What To Know About Saving A Judas Tree From Fungus

If you are seeking a flowering tree that's perfect for the yard, one of the best options is the Judas tree (Cercis siliquastrum), also known as the Eastern redbud. Successfully growing a redbud tree can be a bit of a challenge, as it needs plenty of space for its wide roots and branches, allowing for proper airflow. The Eastern redbud also has a susceptibility to various types of fungi, meaning you need to be on the watch for things that could cause damage to it. The steps to combat diseases with the Judas tree depend on the type of fungus, but they typically involve pruning, watering, or other simple maintenance tactics.

Any time damage begins appearing on the bark or leaves, it can be extremely dangerous for the health of the Judas tree or for any other kind of tree. Fungus can prevent the leaves' ability to make use of photosynthesis. It can also break down the structure of the branches and their ability to support any weight. Eventually, it could kill everything.

A Judas tree could end up acquiring fungus through a number of different means. The spores are constantly present in soil and in the air, so the spores may land on the bark or leaves through rain splashing the soil onto the bark. Further, fungi can also spread through cuts and pests. Although these trees can withstand many types of fungi successfully, it's important to treat any issues you see as quickly as possible.

Treating fungi on the leaves

Although all types of fungus eventually cause problems with the leaves of the Judas tree, some fungi start by attacking the leaves. Bacterial leaf scorch is one of the most dangerous types of fungi to infect the Eastern redbud, eventually causing its death. Additionally, there is no cure for bacterial scorch, caused by the Xylella fastidiosa bacteria. It invades the tissues that move water and nutrients, causing significant health problems. 

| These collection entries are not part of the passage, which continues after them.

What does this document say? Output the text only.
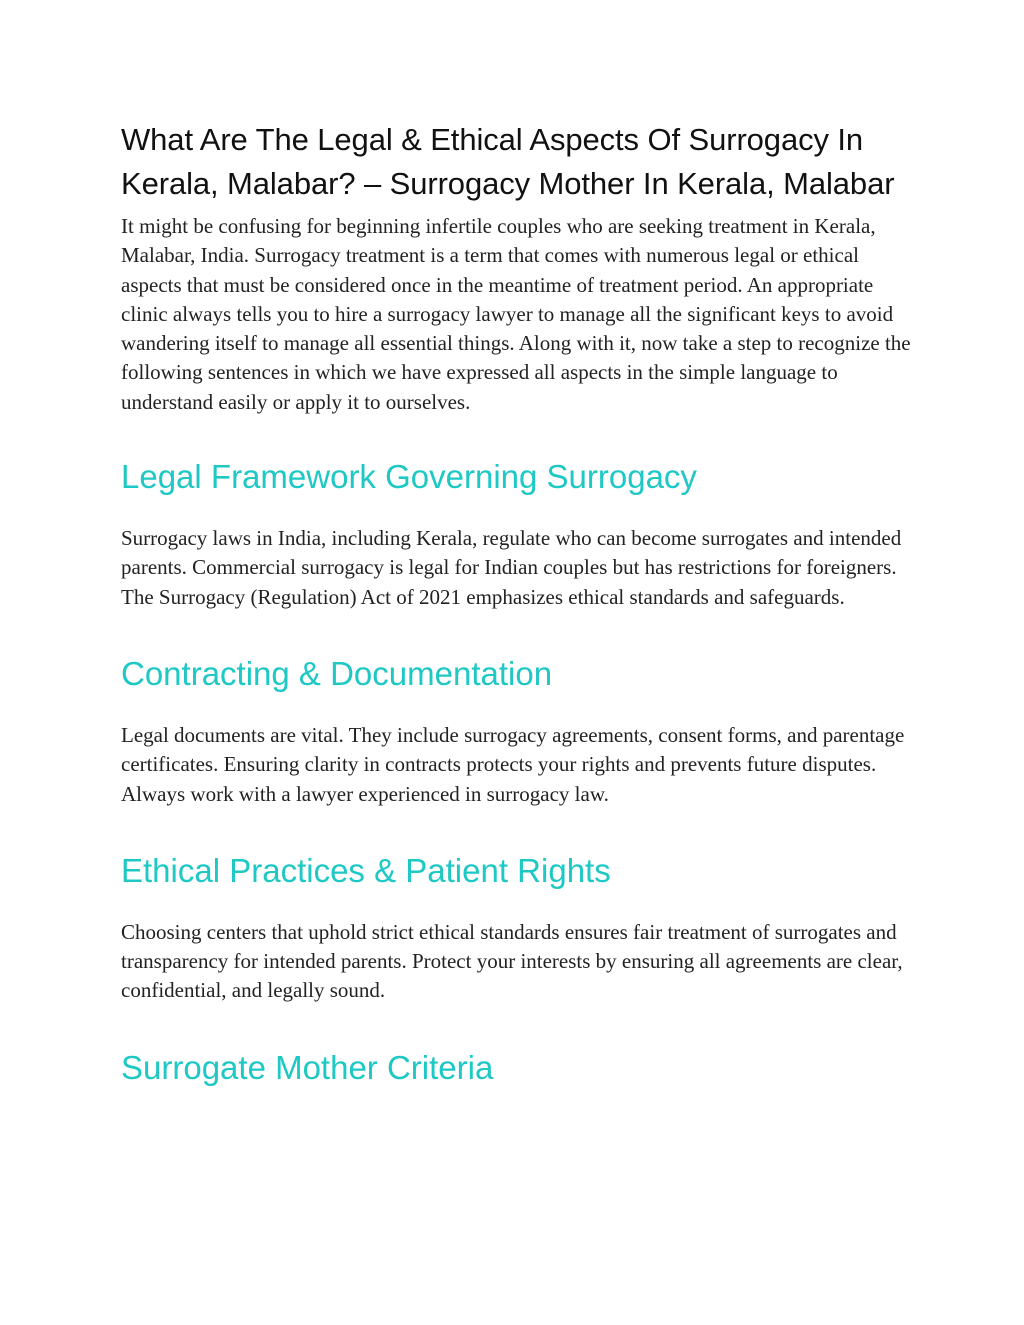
What Are The Legal & Ethical Aspects Of Surrogacy In Kerala, Malabar? – Surrogacy Mother In Kerala, Malabar

It might be confusing for beginning infertile couples who are seeking treatment in Kerala, Malabar, India. Surrogacy treatment is a term that comes with numerous legal or ethical aspects that must be considered once in the meantime of treatment period. An appropriate clinic always tells you to hire a surrogacy lawyer to manage all the significant keys to avoid wandering itself to manage all essential things. Along with it, now take a step to recognize the following sentences in which we have expressed all aspects in the simple language to understand easily or apply it to ourselves.

Legal Framework Governing Surrogacy

Surrogacy laws in India, including Kerala, regulate who can become surrogates and intended parents. Commercial surrogacy is legal for Indian couples but has restrictions for foreigners. The Surrogacy (Regulation) Act of 2021 emphasizes ethical standards and safeguards.

Contracting & Documentation

Legal documents are vital. They include surrogacy agreements, consent forms, and parentage certificates. Ensuring clarity in contracts protects your rights and prevents future disputes. Always work with a lawyer experienced in surrogacy law.

Ethical Practices & Patient Rights

Choosing centers that uphold strict ethical standards ensures fair treatment of surrogates and transparency for intended parents. Protect your interests by ensuring all agreements are clear, confidential, and legally sound.

Surrogate Mother Criteria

With this fungus, you will notice your Eastern redbud start to prematurely lose its leaves to browning in the middle of summer rather than in the autumn. The older sections in the middle of the canopy show the effects of this browning first before it spreads outward toward the tips of the branches. As the disease spreads over several years, you'll notice more and more of the branches becoming affected until the Judas tree dies. Because there is no cure, it's important to prune affected areas as quickly as possible. Watering the tree deeply to give it more moisture could also minimize the effects of this disease.

Root and crown rot can also affect the Eastern redbud. These diseases, which come from the fungus Phytophthora, cause the leaves to turn yellow and drop prematurely. Never plant a Judas tree in an area where root and crown rot have appeared in the past. If you believe you are seeing this fungus, improve the drainage around the Eastern redbud and deeply water the soil.

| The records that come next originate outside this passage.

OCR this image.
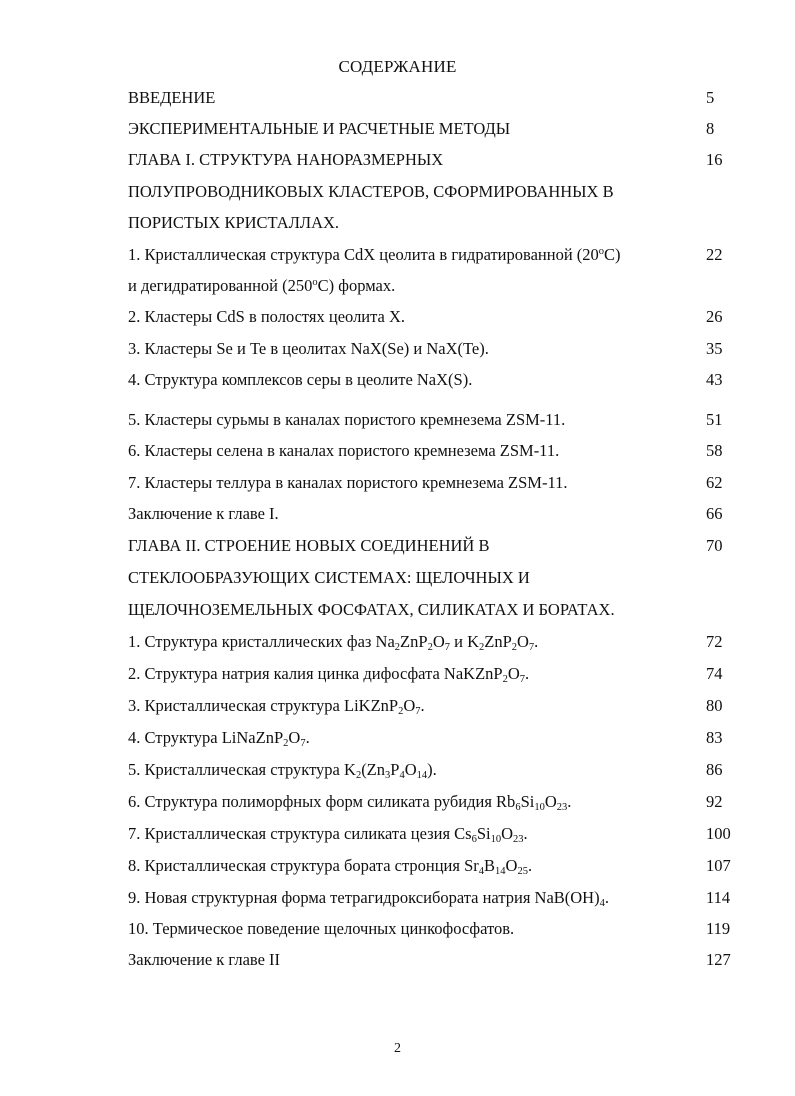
СОДЕРЖАНИЕ
ВВЕДЕНИЕ	5
ЭКСПЕРИМЕНТАЛЬНЫЕ И РАСЧЕТНЫЕ МЕТОДЫ	8
ГЛАВА I. СТРУКТУРА НАНОРАЗМЕРНЫХ	16
ПОЛУПРОВОДНИКОВЫХ КЛАСТЕРОВ, СФОРМИРОВАННЫХ В
ПОРИСТЫХ КРИСТАЛЛАХ.
1. Кристаллическая структура CdX цеолита в гидратированной (20$^o$C)	22
и дегидратированной (250$^o$C) формах.
2. Кластеры CdS в полостях цеолита X.	26
3. Кластеры Se и Te в цеолитах NaX(Se) и NaX(Te).	35
4. Структура комплексов серы в цеолите NaX(S).	43
5. Кластеры сурьмы в каналах пористого кремнезема ZSM-11.	51
6. Кластеры селена в каналах пористого кремнезема ZSM-11.	58
7. Кластеры теллура в каналах пористого кремнезема ZSM-11.	62
Заключение к главе I.	66
ГЛАВА II. СТРОЕНИЕ НОВЫХ СОЕДИНЕНИЙ В	70
СТЕКЛООБРАЗУЮЩИХ СИСТЕМАХ: ЩЕЛОЧНЫХ И
ЩЕЛОЧНОЗЕМЕЛЬНЫХ ФОСФАТАХ, СИЛИКАТАХ И БОРАТАХ.
1. Структура кристаллических фаз $Na_2ZnP_2O_7$ и $K_2ZnP_2O_7$.	72
2. Структура натрия калия цинка дифосфата $NaKZnP_2O_7$.	74
3. Кристаллическая структура $LiKZnP_2O_7$.	80
4. Структура $LiNaZnP_2O_7$.	83
5. Кристаллическая структура $K_2(Zn_3P_4O_{14})$.	86
6. Структура полиморфных форм силиката рубидия $Rb_6Si_{10}O_{23}$.	92
7. Кристаллическая структура силиката цезия $Cs_6Si_{10}O_{23}$.	100
8. Кристаллическая структура бората стронция $Sr_4B_{14}O_{25}$.	107
9. Новая структурная форма тетрагидроксибората натрия $NaB(OH)_4$.	114
10. Термическое поведение щелочных цинкофосфатов.	119
Заключение к главе II	127
2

Dealing with fungi damage on branches and the trunk

Some types of fungi attack the Judas tree in areas other than the leaves, although you may see problems with discoloration on the leaves eventually. You have a better chance of treating the problem early if you can see signs of the fungus on the bark or trunk before the leaves suffer damage.

Anthracnose is a type of fungus that attacks the Judas tree, creating small discolored spots on the trunk or bark that are tan or black. It also creates cankers that can appear on branches. Occasionally, it creates pink groupings of spores that can appear especially when the weather is hot and humid. Eventually, the leaves can die and fall off. To treat this fungi on the Eastern redbud, prune any segments that are showing cankers below the spot of the disease and destroy these branches. Disinfect the pruners after using them to avoid spreading any of the spores. To reduce the chance of your tree acquiring this disease, thin out any overgrowth in the branches of the Eastern redbud, which encourages airflow through the canopy.

Another fungus that can affect the Judas tree is Cytospora canker. This appears as dark-colored cankers on the bark of the branches. Eventually it spreads around the entire circumference of the branch, causing the leaves on the affected branch to die. The best treatment is to prune areas of the Judas tree that are showing signs of these cankers.